Sometimes scammers take things to the extreme in order to run a con. In an article posted on April 26, 2015 on the ACHR News website, one HVAC contractor describes experiencing the business version of identity theft. The scammer in question actually registered a cell phone in the company's name and would pretend to be the company to callers who were mistakenly routed to him when they called information to get the number of the real company.

Protecting Yourself from Impersonators

There are a couple of things you can do to protect yourself from HVAC impersonators. Possibly the best thing you can do is establish a working relationship with a reputable HVAC company in your area and get to know how the business operates.

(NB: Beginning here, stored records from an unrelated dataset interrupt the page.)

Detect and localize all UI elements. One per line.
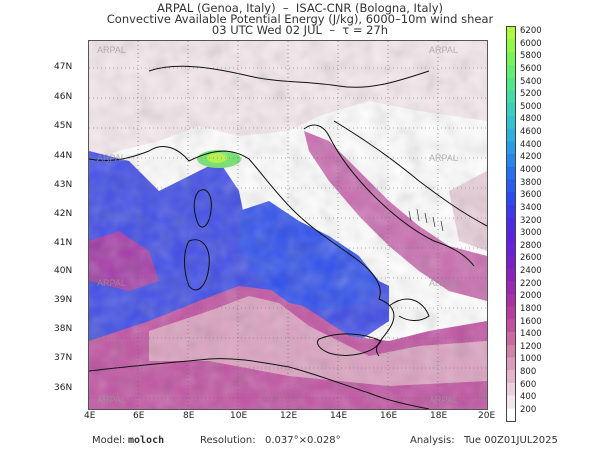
colorbar-label: 6200 xyxy=(520,26,542,36)
lat-label: 39N xyxy=(54,295,73,305)
watermark: ARPAL xyxy=(429,45,458,55)
france-coast xyxy=(89,146,190,162)
colorbar-label: 3200 xyxy=(520,215,542,226)
colorbar-label: 2800 xyxy=(520,240,542,251)
colorbar xyxy=(506,26,516,422)
watermark: ARPAL xyxy=(97,153,126,163)
lat-label: 42N xyxy=(54,209,73,219)
colorbar-label: 6000 xyxy=(520,38,542,49)
corsica xyxy=(193,189,212,228)
colorbar-label: 1000 xyxy=(520,354,542,365)
colorbar-label: 5600 xyxy=(520,63,542,74)
lon-label: 6E xyxy=(133,411,145,421)
analysis-value: Tue 00Z01JUL2025 xyxy=(464,435,558,446)
watermark: ARPAL xyxy=(429,278,458,288)
title-line-2: Convective Available Potential Energy (J… xyxy=(106,12,494,26)
colorbar-label: 800 xyxy=(520,367,537,378)
colorbar-label: 200 xyxy=(520,405,537,415)
colorbar-label: 1800 xyxy=(520,303,542,314)
lon-label: 16E xyxy=(380,411,398,421)
watermarks: ARPAL ARPAL ARPAL ARPAL ARPAL ARPAL ARPA… xyxy=(97,45,458,405)
cape-map: ARPAL ARPAL ARPAL ARPAL ARPAL ARPAL ARPA… xyxy=(88,40,488,410)
colorbar-label: 4400 xyxy=(520,139,542,150)
resolution-value: 0.037°×0.028° xyxy=(265,435,341,446)
colorbar-label: 4200 xyxy=(520,152,542,163)
colorbar-label: 4000 xyxy=(520,164,542,175)
coastlines xyxy=(89,65,487,409)
lat-label: 41N xyxy=(54,238,73,248)
analysis-label: Analysis: xyxy=(410,435,455,446)
italy-coast xyxy=(188,124,475,357)
colorbar-label: 5400 xyxy=(520,76,542,87)
lat-label: 40N xyxy=(54,266,73,276)
resolution-label: Resolution: xyxy=(200,435,256,446)
watermark: ARPAL xyxy=(97,45,126,55)
lon-label: 14E xyxy=(330,411,348,421)
lon-label: 20E xyxy=(478,411,496,421)
lat-label: 36N xyxy=(54,383,73,393)
lat-label: 38N xyxy=(54,324,73,334)
lat-label: 47N xyxy=(54,62,73,72)
watermark: ARPAL xyxy=(429,153,458,163)
lat-label: 46N xyxy=(54,92,73,102)
lon-label: 8E xyxy=(183,411,195,421)
lon-label: 18E xyxy=(430,411,448,421)
lon-label: 10E xyxy=(230,411,248,421)
sardinia xyxy=(184,239,210,291)
watermark: ARPAL xyxy=(97,395,126,405)
watermark: ARPAL xyxy=(97,278,126,288)
model-value: moloch xyxy=(128,435,165,446)
colorbar-label: 5800 xyxy=(520,51,542,62)
colorbar-label: 3400 xyxy=(520,202,542,213)
lat-label: 44N xyxy=(54,151,73,161)
colorbar-label: 3600 xyxy=(520,190,542,201)
north-africa-coast xyxy=(89,358,430,409)
colorbar-label: 2400 xyxy=(520,266,542,277)
watermark: ARPAL xyxy=(429,395,458,405)
model-label: Model: xyxy=(92,435,126,446)
balkan-coast xyxy=(333,120,487,227)
colorbar-label: 4800 xyxy=(520,114,542,125)
colorbar-label: 5200 xyxy=(520,89,542,100)
colorbar-label: 2000 xyxy=(520,291,542,302)
colorbar-label: 1400 xyxy=(520,329,542,340)
title-line-1: ARPAL (Genoa, Italy) – ISAC-CNR (Bologna… xyxy=(156,1,443,15)
colorbar-label: 5000 xyxy=(520,101,542,112)
lat-label: 37N xyxy=(54,353,73,363)
lon-label: 4E xyxy=(84,411,96,421)
lat-label: 45N xyxy=(54,121,73,131)
colorbar-label: 1600 xyxy=(520,316,542,327)
colorbar-label: 600 xyxy=(520,379,537,390)
graticule xyxy=(89,41,487,409)
lat-label: 43N xyxy=(54,180,73,190)
colorbar-label: 1200 xyxy=(520,341,542,352)
title-line-3: 03 UTC Wed 02 JUL – τ = 27h xyxy=(211,23,389,37)
lon-label: 12E xyxy=(280,411,298,421)
alps-border xyxy=(148,65,430,88)
map-svg: ARPAL ARPAL ARPAL ARPAL ARPAL ARPAL ARPA… xyxy=(89,41,487,409)
colorbar-label: 4600 xyxy=(520,127,542,138)
sicily xyxy=(316,333,382,356)
colorbar-label: 3000 xyxy=(520,228,542,239)
colorbar-label: 2600 xyxy=(520,253,542,264)
colorbar-label: 3800 xyxy=(520,177,542,188)
colorbar-label: 2200 xyxy=(520,278,542,289)
colorbar-label: 400 xyxy=(520,392,537,403)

If you know the company doesn't employ subcontractors, then you'll instantly know it's a scam when someone calls your home claiming to be one who works for the company.

The modus operandi of HVAC imposters is to make unsolicited calls (and sometimes house visits), so you should be instantly suspicious of anyone who calls and tries to sell you HVAC services, especially if you've never done business with the company before. Use the Internet to research the company before agreeing to have any work done, and trust your instincts. If things don't feel right, take action to extricate yourself from the situation.

If you have someone come to your home, ask the person to give you a written estimate of the work involved before he or she doesn't anything. Even though you may be subjected to high-pressure sales tactics, don't agree to have any work done until you get a second opinion about the cost. Contact other HVAC companies in the area (such as Tri State Enterprise) to get an idea of how much they charge for the same work or look it up online. This can help you avoid getting charged thousands of dollars for something that should only cost a hundred.